データサイエンス入門　第9回　LSTMでLSTMで小説を執筆しよう　その２

AIプログラミングで学ぶデータサイエンス

LSTMの特徴は把握できたでしょうか。LSTMを利用して、小説の執筆に挑戦しましょう。本連載は人工知能AIを扱うのに適しているPythonを言語として使用し、人工知能AIライブラリであるKerasを利用します。使用するPythonのバージョンは 3.10.12です。またKerasのバージョンは 3.5.0です。

Pythonプログラミングの前にAIに小説を執筆させる方法と手順を説明します。LSTMで日本語を扱う場合、形態素解析により単語単位で学習した方がよいと思いますが、複雑になるので、まずは文字単位で試します。
LSTMで文章を学習させるには時系列データとして文字列を考えます。そこで、数文字の文字列の後にどんな文字が来るのかを学習して、未知の文字列に対して続く文字をLSTMに出力させることで新たな文章を生成します。

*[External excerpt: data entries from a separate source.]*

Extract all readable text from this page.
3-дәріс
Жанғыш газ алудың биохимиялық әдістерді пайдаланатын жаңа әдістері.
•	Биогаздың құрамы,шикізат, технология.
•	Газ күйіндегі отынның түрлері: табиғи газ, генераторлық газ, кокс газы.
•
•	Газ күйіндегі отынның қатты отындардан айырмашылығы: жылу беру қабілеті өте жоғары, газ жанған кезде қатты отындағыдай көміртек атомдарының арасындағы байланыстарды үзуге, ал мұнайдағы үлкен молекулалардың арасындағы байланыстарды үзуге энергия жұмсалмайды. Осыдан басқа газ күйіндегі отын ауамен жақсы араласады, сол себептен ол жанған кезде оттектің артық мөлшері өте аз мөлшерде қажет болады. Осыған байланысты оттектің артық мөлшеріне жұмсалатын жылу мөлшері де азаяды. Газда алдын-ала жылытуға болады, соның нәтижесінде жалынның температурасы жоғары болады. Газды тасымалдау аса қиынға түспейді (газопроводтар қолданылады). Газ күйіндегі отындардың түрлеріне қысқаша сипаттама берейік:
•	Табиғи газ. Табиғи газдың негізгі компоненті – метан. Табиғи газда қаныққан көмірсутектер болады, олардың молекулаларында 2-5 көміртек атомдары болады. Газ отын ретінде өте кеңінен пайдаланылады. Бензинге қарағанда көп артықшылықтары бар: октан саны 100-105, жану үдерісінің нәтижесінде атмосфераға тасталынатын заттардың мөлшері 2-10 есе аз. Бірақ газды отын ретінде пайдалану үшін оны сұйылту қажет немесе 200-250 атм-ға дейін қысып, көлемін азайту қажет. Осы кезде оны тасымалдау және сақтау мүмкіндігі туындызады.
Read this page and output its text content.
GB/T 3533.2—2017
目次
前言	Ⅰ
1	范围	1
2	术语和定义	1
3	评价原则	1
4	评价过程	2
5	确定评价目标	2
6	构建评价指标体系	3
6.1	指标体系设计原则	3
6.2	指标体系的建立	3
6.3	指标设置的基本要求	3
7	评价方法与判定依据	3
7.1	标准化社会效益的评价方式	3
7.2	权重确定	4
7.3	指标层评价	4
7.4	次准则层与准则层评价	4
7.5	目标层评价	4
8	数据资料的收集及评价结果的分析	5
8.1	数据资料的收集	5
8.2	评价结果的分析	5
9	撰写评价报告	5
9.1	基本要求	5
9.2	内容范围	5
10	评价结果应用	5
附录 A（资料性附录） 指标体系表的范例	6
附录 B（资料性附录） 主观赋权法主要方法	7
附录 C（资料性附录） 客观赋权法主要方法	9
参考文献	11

https://youtu.be/mb6X2IXPBeg

https://drive.google.com/file/d/1mun_MOj769r5ZZuoIGVP-oAR5djJLH9q/view?usp=drive_link

sakuhin_all.txt
https://drive.google.com/file/d/1KgJG9D1SMNSTzg49vcv7KlWgCuK4KG9I/view?usp=drive_link


!pip install mecab-python3
!pip install unidic
!python -m unidic download
!apt-get -q -y install mecab libmecab-dev file
!git clone --depth 1 https://github.com/neologd/mecab-unidic-neologd.git
!echo yes | mecab-unidic-neologd/bin/install-mecab-unidic-neologd -n


import matplotlib.pyplot as plt  # 追加

from tensorflow import keras
from tensorflow.keras import layers

import numpy as np
import random
import sys
import io

from google.colab import drive
drive.mount('/content/drive') 

# cut the text in semi-redundant sequences of maxlen characters
maxlen = 3
step = 1
sentences = []
gakushu=3

neta_path="/content/drive/MyDrive/data_science/sakuhinn_all.txt"
hdf_path="/content/drive/MyDrive/data_science/sakuhinn_all.hdf"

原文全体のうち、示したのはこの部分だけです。